Canada “supports Israel’s right to defend itself, in accordance with international law,” Mr. Godbout said. “In defending itself, Israel must comply with applicable international humanitarian law.”

Canada doesn’t typically release many details on defence exports to Israel or other countries.

Since 2015, however, the largest annual categories of shipments to Israel fall into three categories: bombs, torpedoes, missiles and other explosive devices; aircraft, drones, aero engines, aircraft equipment for military use and electronic equipment; and spacecraft and components.

Two sources said one of the export applications in the Global Affairs pipeline is a request to ship armoured vehicles to Israel.
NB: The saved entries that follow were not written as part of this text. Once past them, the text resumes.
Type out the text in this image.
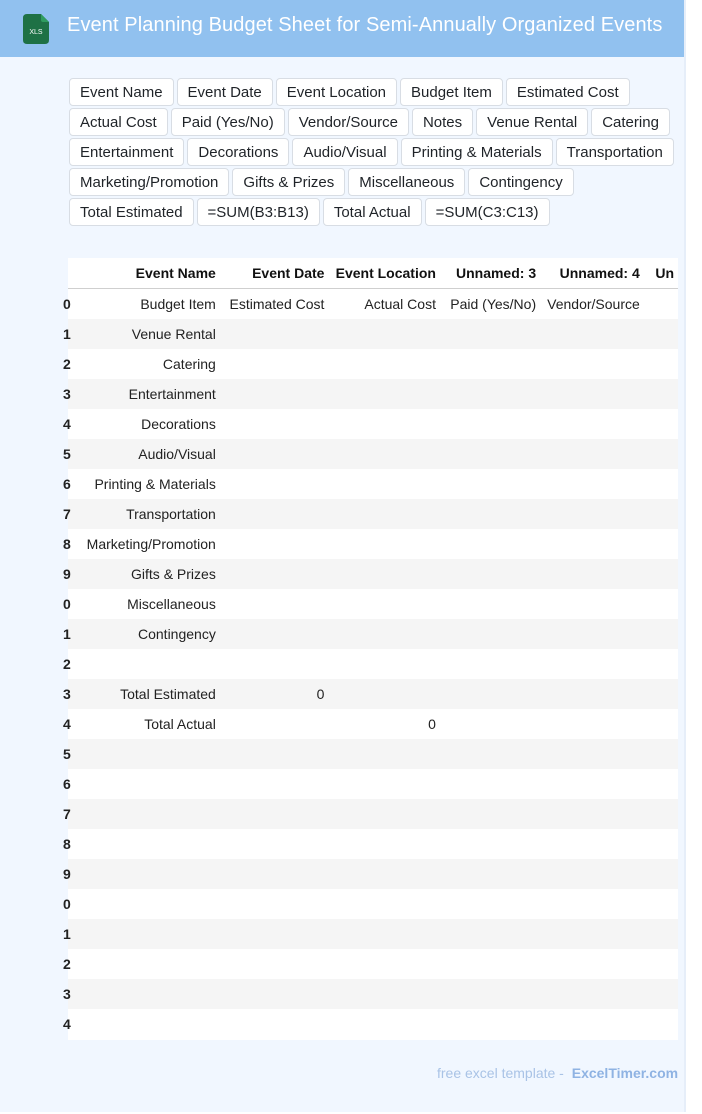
XLS Event Planning Budget Sheet for Semi-Annually Organized Events
Event Name	Event Date	Event Location	Budget Item	Estimated Cost
Actual Cost	Paid (Yes/No)	Vendor/Source	Notes	Venue Rental	Catering
Entertainment	Decorations	Audio/Visual	Printing & Materials	Transportation
Marketing/Promotion	Gifts & Prizes	Miscellaneous	Contingency
Total Estimated	=SUM(B3:B13)	Total Actual	=SUM(C3:C13)
	Event Name	Event Date	Event Location	Unnamed: 3	Unnamed: 4	Un
0	Budget Item	Estimated Cost	Actual Cost	Paid (Yes/No)	Vendor/Source	
1	Venue Rental					
2	Catering					
3	Entertainment					
4	Decorations					
5	Audio/Visual					
6	Printing & Materials					
7	Transportation					
8	Marketing/Promotion					
9	Gifts & Prizes					
0	Miscellaneous					
1	Contingency					
2						
3	Total Estimated	0				
4	Total Actual		0			
5						
6						
7						
8						
9						
0						
1						
2						
3						
4						
free excel template - ExcelTimer.com
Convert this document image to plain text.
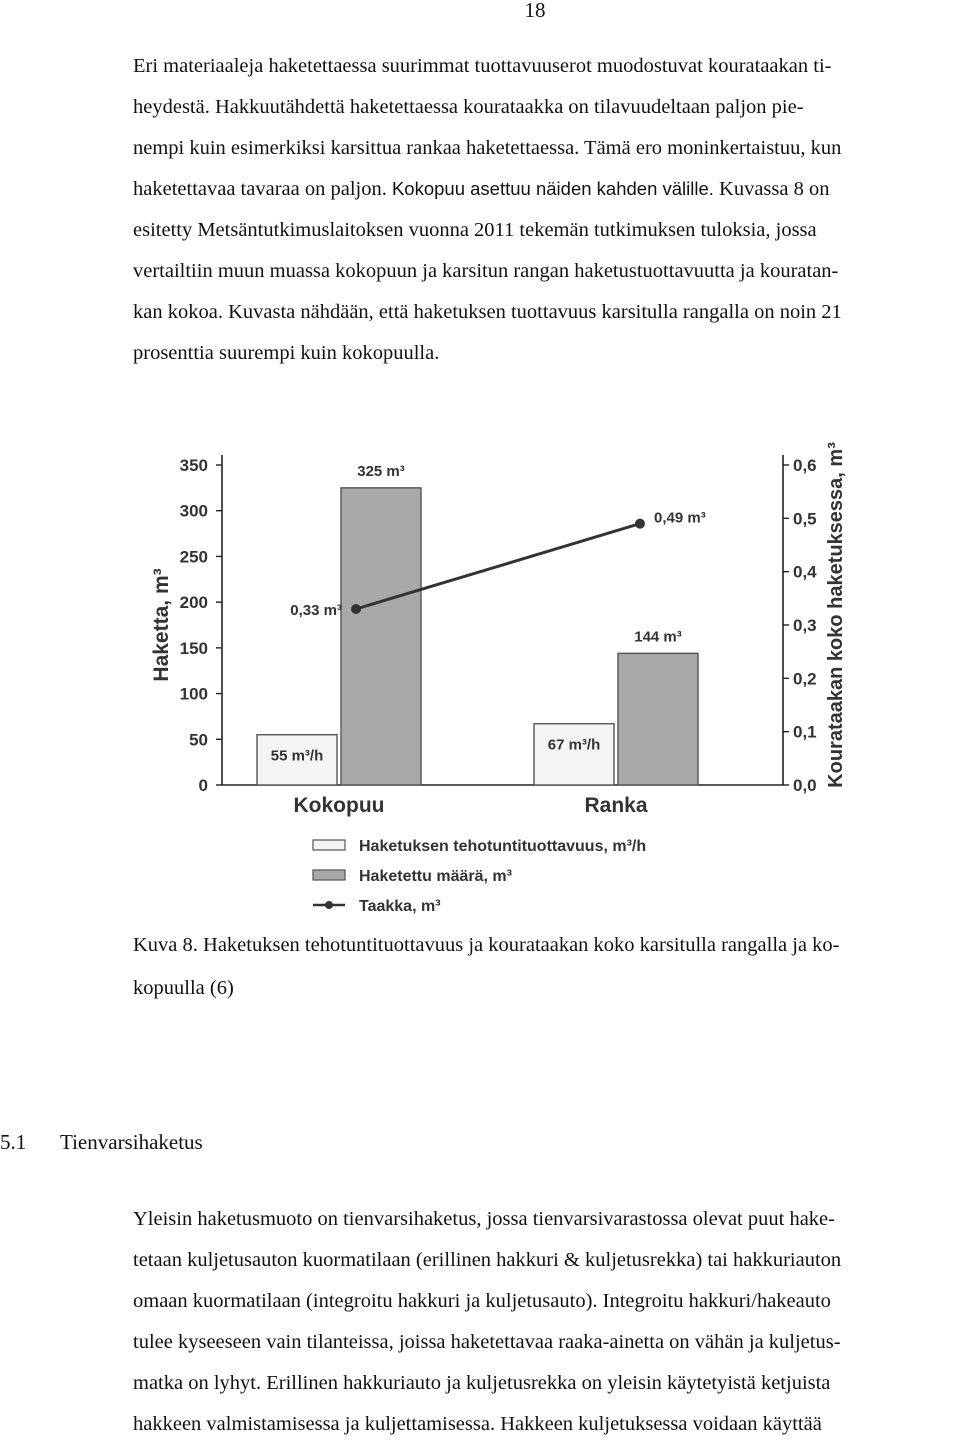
18
Eri materiaaleja haketettaessa suurimmat tuottavuuserot muodostuvat kourataakan ti-
heydestä. Hakkuutähdettä haketettaessa kourataakka on tilavuudeltaan paljon pie-
nempi kuin esimerkiksi karsittua rankaa haketettaessa. Tämä ero moninkertaistuu, kun
haketettavaa tavaraa on paljon. Kokopuu asettuu näiden kahden välille. Kuvassa 8 on
esitetty Metsäntutkimuslaitoksen vuonna 2011 tekemän tutkimuksen tuloksia, jossa
vertailtiin muun muassa kokopuun ja karsitun rangan haketustuottavuutta ja kouratan-
kan kokoa. Kuvasta nähdään, että haketuksen tuottavuus karsitulla rangalla on noin 21
prosenttia suurempi kuin kokopuulla.
0
50
100
150
200
250
300
350
Haketta, m³
0,0
0,1
0,2
0,3
0,4
0,5
0,6 Kourataakan koko haketuksessa, m³
55 m³/h
325 m³
67 m³/h
144 m³
0,33 m³
0,49 m³
Kokopuu	Ranka
Haketuksen tehotuntituottavuus, m³/h
Haketettu määrä, m³
Taakka, m³
Kuva 8. Haketuksen tehotuntituottavuus ja kourataakan koko karsitulla rangalla ja ko-
kopuulla (6)
5.1 Tienvarsihaketus
Yleisin haketusmuoto on tienvarsihaketus, jossa tienvarsivarastossa olevat puut hake-
tetaan kuljetusauton kuormatilaan (erillinen hakkuri & kuljetusrekka) tai hakkuriauton
omaan kuormatilaan (integroitu hakkuri ja kuljetusauto). Integroitu hakkuri/hakeauto
tulee kyseeseen vain tilanteissa, joissa haketettavaa raaka-ainetta on vähän ja kuljetus-
matka on lyhyt. Erillinen hakkuriauto ja kuljetusrekka on yleisin käytetyistä ketjuista
hakkeen valmistamisessa ja kuljettamisessa. Hakkeen kuljetuksessa voidaan käyttää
The Globe is not naming the sources because they were not authorized to comment on the matter.

Lior Haiat, the head of the Israel Foreign Ministry’s North America division, said his government is in talks to try to get Canada to reverse restrictions on arms exports.

He predicted the NDP-sponsored resolution will be celebrated by Hamas and said curbing arms exports to Israel inhibits its ability to defend itself. “What Israel is doing is exactly that: We’re fighting against a terror organization that’s main goal is to destroy the State of Israel and kill all the Jews in this world.”

Kelsey Gallagher, a researcher at Project Ploughshares, said he believes Ottawa’s obligations under arms-control law require it to stop exports to Israel because of the country’s conduct in the war.

“Canadian officials cannot authorize the transfer of military goods if such exports pose a substantial risk of facilitating serious human-rights violations,” Mr. Gallagher said. “In considering Israel’s conduct throughout its operation in Gaza, this threshold has evidently been met.”